Con la domanda di autotutela il cittadino chiede all'ente creditore di correggere un errore. Anche se non c’è alcun termine per presentare la domanda, è consigliabile agire tempestivamente per evitare che Equitalia attivi le procedure di riscossione. Lo stesso ente, dopo avere effettuato le verifiche, se riscontra che il cittadino ha ragione, adotta un provvedimento di sgravio comunicandolo a Equitalia.
Contestualmente alla domanda di autotutela, per evitare che, in attesa della risposta dell’ente, le procedure di riscossione proseguano, è necessario presentare una richiesta di sospensione.


Lo sgravio può essere:

- Totale: quando il tributo richiesto viene annullato per intero
- Parziale: se il tributo richiesto viene annullato solo in parte

Al provvedimento di sgravio segue il rimborso, totale o parziale, delle somme eventualmente già pagate.
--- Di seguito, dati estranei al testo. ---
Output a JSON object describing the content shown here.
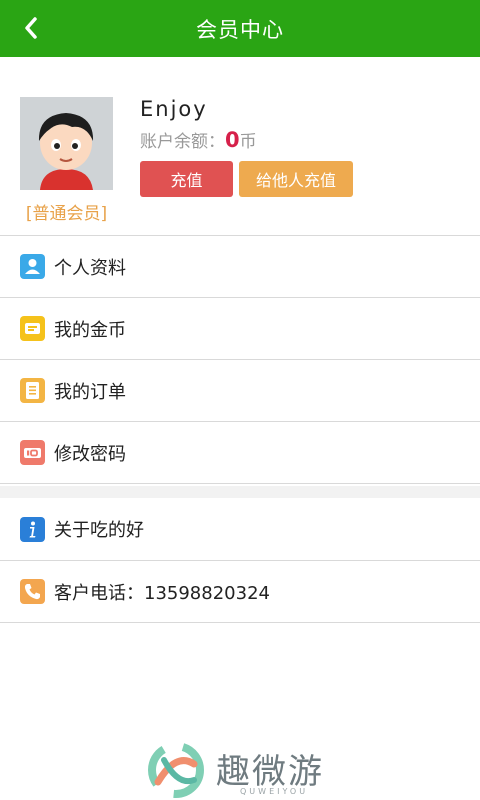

Per ottenere lo sgravio è possibile, inoltre, fare ricorso all’autorità giudiziaria competente, secondo le modalità stabilite dalle norme, indicate nel documento da impugnare.
Se l’ente creditore non emette lo sgravio (annullamento), nonostante il provvedimento favorevole da parte del giudice, il cittadino può attivare il cosiddetto giudizio di ottemperanza. Si tratta di un ulteriore ricorso, volto proprio a ottenere che l’ente applichi quanto deciso dal giudice.

Per segnalare qualsiasi irregolarità riscontrata è possibile, comunque, rivolgersi al Garante del contribuente con richiesta scritta in carta libera, specificando i propri dati anagrafici e il codice fiscale.